Other pictures on his Instagram account show him with US reality star Kylie Jenner, dining at the plush Nobu restaurant in Malibu and posing at the wheel of a yacht on Italy’s Amalfi Coast.

As well as deferring the cost of his staff to the taxpayer, Mr Kamani has made £5 million from an investment in a company that is developing a new Covid-19 antigen test.

Last month, he spent £1 million on shares in Avacta Group.

Mr Kamani paid 18p a share for stock in the company but the price has risen sharply throughout April on hopes the firm will successful­ly develop the antigen test. Shares closed on Friday at 109p each, giving the company a market capitalisa­tion of £226.7 million. That means Mr Kamani’s investment is now worth almost £5 million.

Last night, a spokesman for Umar Kamani, who lives in Alderley Edge, the Cheshire village popular with Premier League footballer­s, said: ‘We are entering an unpreceden­ted period and while it is too early to quantify the future impact of Covid-19, we are taking measures to position the business to protect jobs going forward and keep the business on a strong financial footing in what we expect to be a temporary environmen­t.
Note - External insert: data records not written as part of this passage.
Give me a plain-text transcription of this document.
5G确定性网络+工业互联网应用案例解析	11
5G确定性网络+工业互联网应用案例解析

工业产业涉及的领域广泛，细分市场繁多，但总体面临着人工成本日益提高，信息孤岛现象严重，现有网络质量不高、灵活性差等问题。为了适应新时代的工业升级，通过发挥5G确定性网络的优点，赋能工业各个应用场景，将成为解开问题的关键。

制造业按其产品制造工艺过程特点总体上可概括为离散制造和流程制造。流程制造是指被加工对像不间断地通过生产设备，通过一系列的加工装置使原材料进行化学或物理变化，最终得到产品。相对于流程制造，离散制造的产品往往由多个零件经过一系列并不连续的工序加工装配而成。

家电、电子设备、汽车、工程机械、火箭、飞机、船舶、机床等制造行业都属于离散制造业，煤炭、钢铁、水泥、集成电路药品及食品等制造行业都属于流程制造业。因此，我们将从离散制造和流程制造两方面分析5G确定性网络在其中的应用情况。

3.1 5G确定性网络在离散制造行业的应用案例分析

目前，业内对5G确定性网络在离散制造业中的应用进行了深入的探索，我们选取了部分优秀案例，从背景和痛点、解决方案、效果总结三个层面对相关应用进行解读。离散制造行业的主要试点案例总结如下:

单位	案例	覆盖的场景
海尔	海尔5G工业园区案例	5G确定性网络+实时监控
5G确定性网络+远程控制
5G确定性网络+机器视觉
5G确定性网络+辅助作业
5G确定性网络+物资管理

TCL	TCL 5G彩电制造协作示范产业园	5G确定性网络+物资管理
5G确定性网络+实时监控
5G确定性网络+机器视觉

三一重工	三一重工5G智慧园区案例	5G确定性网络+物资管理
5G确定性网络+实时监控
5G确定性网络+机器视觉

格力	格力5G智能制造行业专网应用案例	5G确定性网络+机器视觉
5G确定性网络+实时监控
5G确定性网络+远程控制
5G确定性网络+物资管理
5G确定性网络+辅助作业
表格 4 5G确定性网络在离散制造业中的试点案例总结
‘It is important to note that Pretty Little Thing staff are still being paid their full salary as a result of the Government furlough initiative and the company’s decision to “top up” salaries so they receive 100 per cent of what they would usually be entitled to each month.’

The spokesman also said a number of Pretty Little Thing employees would be returning to work tomorrow.